Les pays d’Afrique centrale ont des richesses énormes qui devraient leur permettre de reconsidérer leur système éducatif en revalorisant la qualité et les conditions d’accès aux enseignements. Loin d’être une réalité, les slogans de professionnalisions et de mobilités introduits dans le vocable des universitaires d’Afrique centrale tarde à prendre corps.
Les universités du Congo-Brazzaville, du Gabon, de la République centrafricaine et du Tchad ont vu le jour après la disparition de la FESAC (Fondation de l’enseignement supérieur en Afrique centrale) mise en oeuvre par l’Unesco pour la formation des enseignants du secondaire de la région. Après plusieurs décennies, ces universités restent en général marginalisées dans les programmes de développement socioculturel élaborés par les gouvernements qui se sont succédé dans ces régions.
Pourtant, bien de compétences originaires de l’Afrique centrale et bien connues du monde universitaire, sont devenues Français, Britanniques, Canadiens et Américains. Une enquête faite au niveau des compétences de la diaspora de l’Afrique centrale révèle qu’il y a des universitaires bien formés et capables de revenir rehausser le niveau de formation dans leur pays. Pour certains d’ entre eux, l’idée d’un retour est conditionnée par la révision des conditions de travail des universitaires. Une révision qui passe forcément par la revalorisation des salaires, qui d’ après eux ne permettraient pas de mener à bien leurs projets d’enseignements et de recherches. Et cette situation n’encourage pas certaines compétences de rentrer à Ndjaména, Brazzaville, Bangui ou Libreville où ils seront plus nécessiteux que dans les pays du Nord où certains se sont donnés à des petits métiers qui leur donnent le minimum vital malgré la « mise au placard » de leurs diplômes.
Pour ceux qui ont eu le courage de revenir, la reconversion d’universitaire à homme politique ou en administrateur est très vite faite. Résultat: les universités se vident de leurs matières grises, coptées par une administration encore hantée par les directives de l’éducation coloniale, et qui n’offre aucune perspective vers une université innovante, aux services du développement.
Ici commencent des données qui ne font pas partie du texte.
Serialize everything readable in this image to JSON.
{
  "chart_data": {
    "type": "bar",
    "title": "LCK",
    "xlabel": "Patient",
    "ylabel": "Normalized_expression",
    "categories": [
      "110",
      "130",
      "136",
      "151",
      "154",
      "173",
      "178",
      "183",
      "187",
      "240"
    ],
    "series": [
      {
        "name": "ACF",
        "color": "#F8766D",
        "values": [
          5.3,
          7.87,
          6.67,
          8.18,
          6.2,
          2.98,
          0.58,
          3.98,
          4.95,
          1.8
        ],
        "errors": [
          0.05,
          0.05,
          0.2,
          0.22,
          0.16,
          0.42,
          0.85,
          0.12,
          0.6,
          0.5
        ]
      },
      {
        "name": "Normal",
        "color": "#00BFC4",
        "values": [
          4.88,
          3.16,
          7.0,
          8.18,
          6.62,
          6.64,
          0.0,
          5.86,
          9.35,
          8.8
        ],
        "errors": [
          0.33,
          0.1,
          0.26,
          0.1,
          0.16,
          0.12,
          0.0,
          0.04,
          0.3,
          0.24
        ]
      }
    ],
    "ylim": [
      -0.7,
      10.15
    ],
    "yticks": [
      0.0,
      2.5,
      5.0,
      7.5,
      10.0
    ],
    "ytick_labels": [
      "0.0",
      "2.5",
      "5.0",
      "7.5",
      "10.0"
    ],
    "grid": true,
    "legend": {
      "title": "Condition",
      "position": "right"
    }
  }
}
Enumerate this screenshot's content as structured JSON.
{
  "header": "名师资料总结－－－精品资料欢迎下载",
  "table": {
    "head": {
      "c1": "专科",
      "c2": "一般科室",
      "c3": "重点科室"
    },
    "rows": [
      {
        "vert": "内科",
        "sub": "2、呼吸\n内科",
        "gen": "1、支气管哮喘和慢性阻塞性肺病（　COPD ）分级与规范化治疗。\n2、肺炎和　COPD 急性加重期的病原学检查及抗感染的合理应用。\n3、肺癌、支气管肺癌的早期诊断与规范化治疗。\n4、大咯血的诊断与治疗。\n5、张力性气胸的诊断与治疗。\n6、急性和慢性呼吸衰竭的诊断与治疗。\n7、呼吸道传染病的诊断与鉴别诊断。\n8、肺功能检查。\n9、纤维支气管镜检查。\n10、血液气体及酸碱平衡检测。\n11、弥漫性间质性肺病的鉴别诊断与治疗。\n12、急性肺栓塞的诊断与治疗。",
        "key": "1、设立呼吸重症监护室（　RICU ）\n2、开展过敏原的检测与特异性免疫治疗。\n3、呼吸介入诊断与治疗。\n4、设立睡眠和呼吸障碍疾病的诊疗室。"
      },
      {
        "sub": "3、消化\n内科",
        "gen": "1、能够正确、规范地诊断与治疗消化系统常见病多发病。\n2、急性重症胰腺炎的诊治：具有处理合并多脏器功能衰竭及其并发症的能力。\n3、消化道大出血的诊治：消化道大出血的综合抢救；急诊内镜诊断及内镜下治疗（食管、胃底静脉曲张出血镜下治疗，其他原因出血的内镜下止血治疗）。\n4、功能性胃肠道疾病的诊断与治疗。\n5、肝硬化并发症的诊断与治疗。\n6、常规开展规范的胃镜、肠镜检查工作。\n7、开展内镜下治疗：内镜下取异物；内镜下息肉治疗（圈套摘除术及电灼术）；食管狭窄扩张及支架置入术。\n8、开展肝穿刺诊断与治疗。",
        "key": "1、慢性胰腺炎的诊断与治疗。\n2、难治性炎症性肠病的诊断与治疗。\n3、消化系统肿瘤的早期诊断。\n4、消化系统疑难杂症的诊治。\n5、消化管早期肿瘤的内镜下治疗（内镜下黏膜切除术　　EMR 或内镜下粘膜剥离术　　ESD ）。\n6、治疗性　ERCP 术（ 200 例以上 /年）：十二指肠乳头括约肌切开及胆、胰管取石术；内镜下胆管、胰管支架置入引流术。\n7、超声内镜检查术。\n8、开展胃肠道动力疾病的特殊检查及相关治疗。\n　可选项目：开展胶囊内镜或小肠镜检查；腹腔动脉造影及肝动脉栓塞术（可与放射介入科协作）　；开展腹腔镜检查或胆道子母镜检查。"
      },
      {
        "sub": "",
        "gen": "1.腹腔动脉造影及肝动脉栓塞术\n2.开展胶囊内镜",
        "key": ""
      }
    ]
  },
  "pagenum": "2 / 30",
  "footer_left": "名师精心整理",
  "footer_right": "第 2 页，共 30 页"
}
Revaloriser l’université en Afrique centrale Des pays comme le Cameroun et la Guinée Equatoriale devraient profiter de leur quiétude sociale et de l’ingéniosité de leurs jeunesses pour revaloriser leurs universités par rapport aux autres encore secouées par des guerres civiles et des conflits post-électoraux. Mal rémunérés et travaillant dans des conditions aléatoires, les enseignants de ces pays, en attente des directives administratives, ont eu du mal à s’extérioriser et à s’arrimer aux nouvelles donnes de l’enseignement et de la vision universitaire.
Les bibliothèques universitaires sont absentes et ne sont pas mises à jour quand elles existent comme au Congo-Brazzaville et au Cameroun.